Silence. Immediate recalibration. No hysterics. She was used to things not being the way they first appeared. I stared out of the window, aware of the room’s normally shapeless sentience suddenly gathered tight. I gave her the instructions: She would find out where the Disciples were. She would join them. She would help us get in and get my son and Natasha out. Then her son would be returned to her. She listened without uttering a sound. Konstantinov appeared in the doorway.

‘What makes you think I’ll be able to find them?’ she said, when I’d finished and, like an idiot, asked: Are you still there?

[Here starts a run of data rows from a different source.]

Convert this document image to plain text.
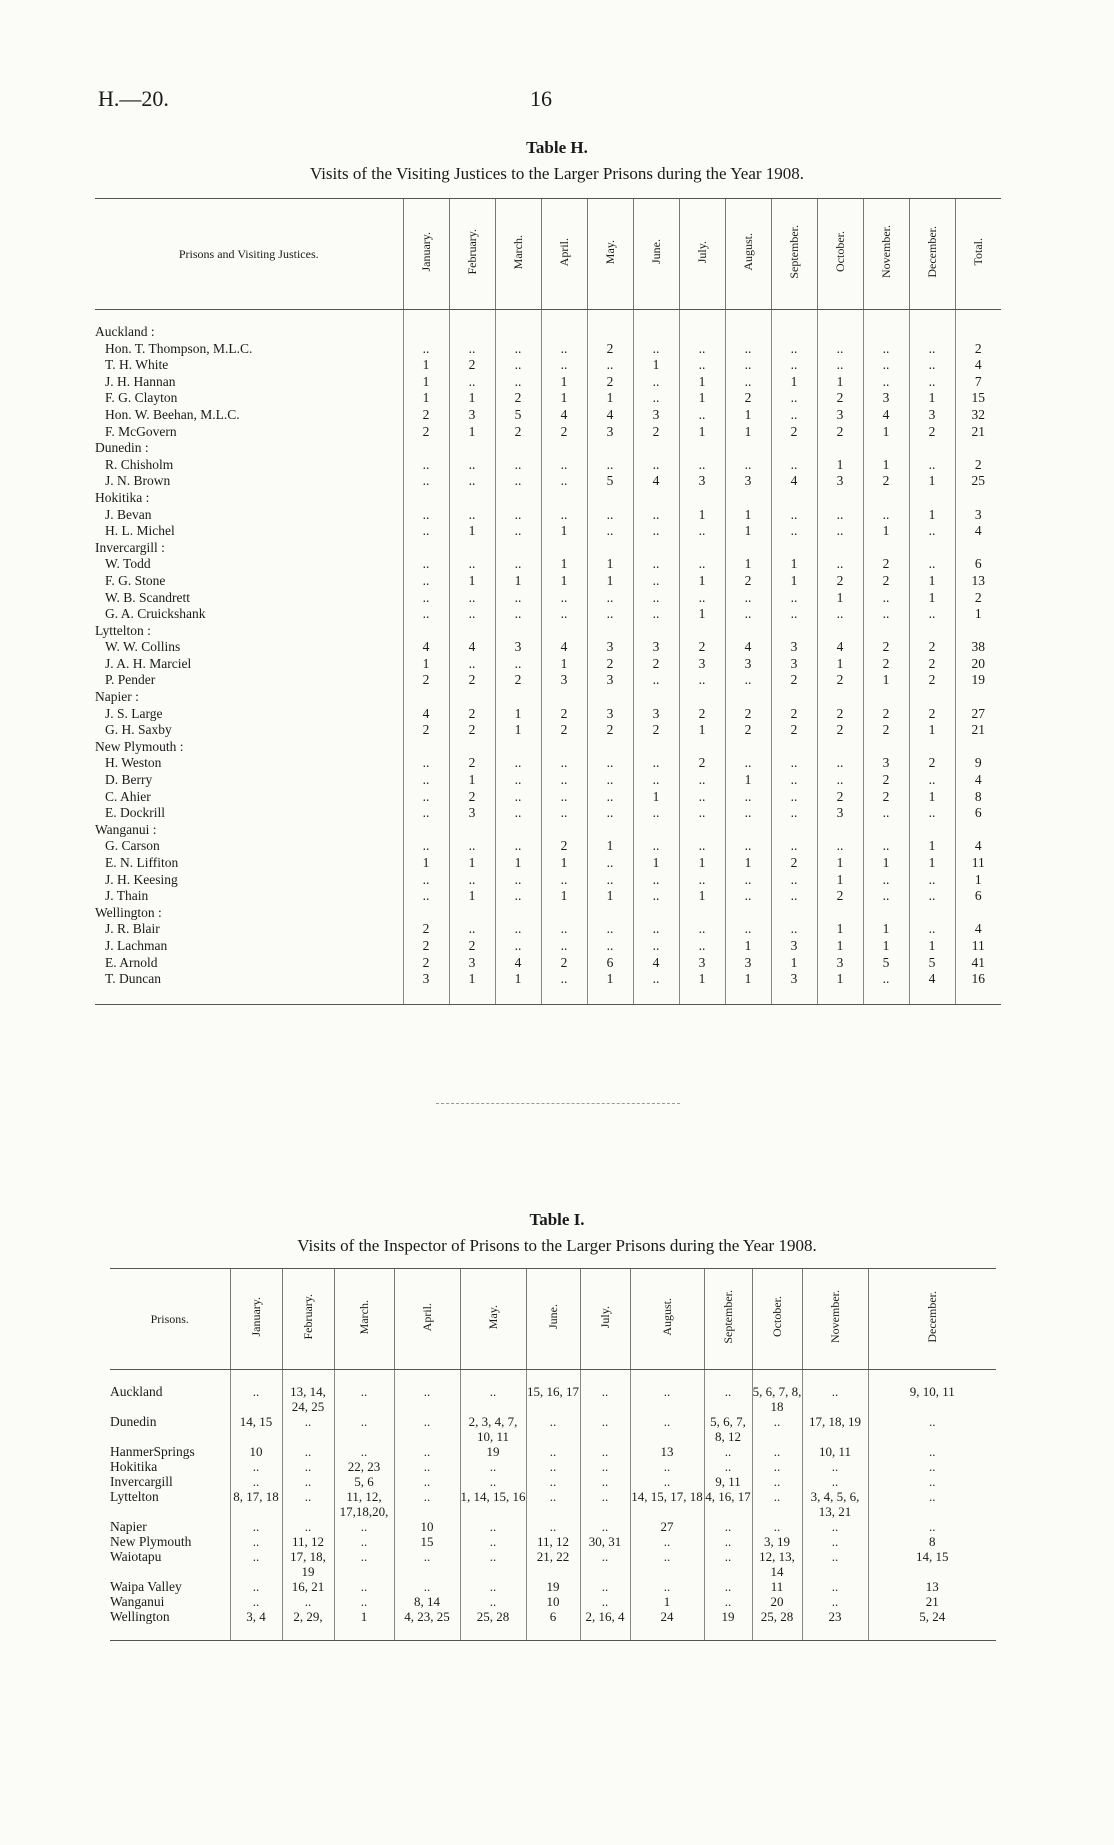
H.—20.	16
Table H.
Visits of the Visiting Justices to the Larger Prisons during the Year 1908.
Prisons and Visiting Justices.	January.	February.	March.	April.	May.	June.	July.	August.	September.	October.	November.	December.	Total.

Auckland :													
Hon. T. Thompson, M.L.C.	..	..	..	..	2	..	..	..	..	..	..	..	2
T. H. White	1	2	..	..	..	1	..	..	..	..	..	..	4
J. H. Hannan	1	..	..	1	2	..	1	..	1	1	..	..	7
F. G. Clayton	1	1	2	1	1	..	1	2	..	2	3	1	15
Hon. W. Beehan, M.L.C.	2	3	5	4	4	3	..	1	..	3	4	3	32
F. McGovern	2	1	2	2	3	2	1	1	2	2	1	2	21
Dunedin :													
R. Chisholm	..	..	..	..	..	..	..	..	..	1	1	..	2
J. N. Brown	..	..	..	..	5	4	3	3	4	3	2	1	25
Hokitika :													
J. Bevan	..	..	..	..	..	..	1	1	..	..	..	1	3
H. L. Michel	..	1	..	1	..	..	..	1	..	..	1	..	4
Invercargill :													
W. Todd	..	..	..	1	1	..	..	1	1	..	2	..	6
F. G. Stone	..	1	1	1	1	..	1	2	1	2	2	1	13
W. B. Scandrett	..	..	..	..	..	..	..	..	..	1	..	1	2
G. A. Cruickshank	..	..	..	..	..	..	1	..	..	..	..	..	1
Lyttelton :													
W. W. Collins	4	4	3	4	3	3	2	4	3	4	2	2	38
J. A. H. Marciel	1	..	..	1	2	2	3	3	3	1	2	2	20
P. Pender	2	2	2	3	3	..	..	..	2	2	1	2	19
Napier :													
J. S. Large	4	2	1	2	3	3	2	2	2	2	2	2	27
G. H. Saxby	2	2	1	2	2	2	1	2	2	2	2	1	21
New Plymouth :													
H. Weston	..	2	..	..	..	..	2	..	..	..	3	2	9
D. Berry	..	1	..	..	..	..	..	1	..	..	2	..	4
C. Ahier	..	2	..	..	..	1	..	..	..	2	2	1	8
E. Dockrill	..	3	..	..	..	..	..	..	..	3	..	..	6
Wanganui :													
G. Carson	..	..	..	2	1	..	..	..	..	..	..	1	4
E. N. Liffiton	1	1	1	1	..	1	1	1	2	1	1	1	11
J. H. Keesing	..	..	..	..	..	..	..	..	..	1	..	..	1
J. Thain	..	1	..	1	1	..	1	..	..	2	..	..	6
Wellington :													
J. R. Blair	2	..	..	..	..	..	..	..	..	1	1	..	4
J. Lachman	2	2	..	..	..	..	..	1	3	1	1	1	11
E. Arnold	2	3	4	2	6	4	3	3	1	3	5	5	41
T. Duncan	3	1	1	..	1	..	1	1	3	1	..	4	16

Table I.
Visits of the Inspector of Prisons to the Larger Prisons during the Year 1908.
Prisons.	January.	February.	March.	April.	May.	June.	July.	August.	September.	October.	November.	December.

Auckland	..	13, 14, 24, 25	..	..	..	15, 16, 17	..	..	..	5, 6, 7, 8, 18	..	9, 10, 11
Dunedin	14, 15	..	..	..	2, 3, 4, 7, 10, 11	..	..	..	5, 6, 7, 8, 12	..	17, 18, 19	..
HanmerSprings	10	..	..	..	19	..	..	13	..	..	10, 11	..
Hokitika	..	..	22, 23	..	..	..	..	..	..	..	..	..
Invercargill	..	..	5, 6	..	..	..	..	..	9, 11	..	..	..
Lyttelton	8, 17, 18	..	11, 12, 17,18,20,	..	1, 14, 15, 16	..	..	14, 15, 17, 18	4, 16, 17	..	3, 4, 5, 6, 13, 21	..
Napier	..	..	..	10	..	..	..	27	..	..	..	..
New Plymouth	..	11, 12	..	15	..	11, 12	30, 31	..	..	3, 19	..	8
Waiotapu	..	17, 18, 19	..	..	..	21, 22	..	..	..	12, 13, 14	..	14, 15
Waipa Valley	..	16, 21	..	..	..	19	..	..	..	11	..	13
Wanganui	..	..	..	8, 14	..	10	..	1	..	20	..	21
Wellington	3, 4	2, 29,	1	4, 23, 25	25, 28	6	2, 16, 4	24	19	25, 28	23	5, 24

‘Because your son’s life is at stake.’

‘Put Caleb back on.’

‘No, that’s all for now. You know he’s alive. We have blood. He’ll be comfortable and cared for, I promise you. I have absolutely no desire to harm him. But understand: there’s nothing I won’t do to get my child back. You fuck with me and I’ll make it very bad for him. Is that clear?’

A pause. ‘If you’re going to talk like that,’ she said, ‘try not to make it sound like such hard work.’

I had a vivid image of her from Jake’s journal: the fine-cut blonde woman dressed in black. White face, blood-covered mouth, blue eyes. Legs that would’ve been at home in an ad for quality nylons. Thank you, Jacob Marlowe.

‘It doesn’t help you to make me your enemy,’ I said.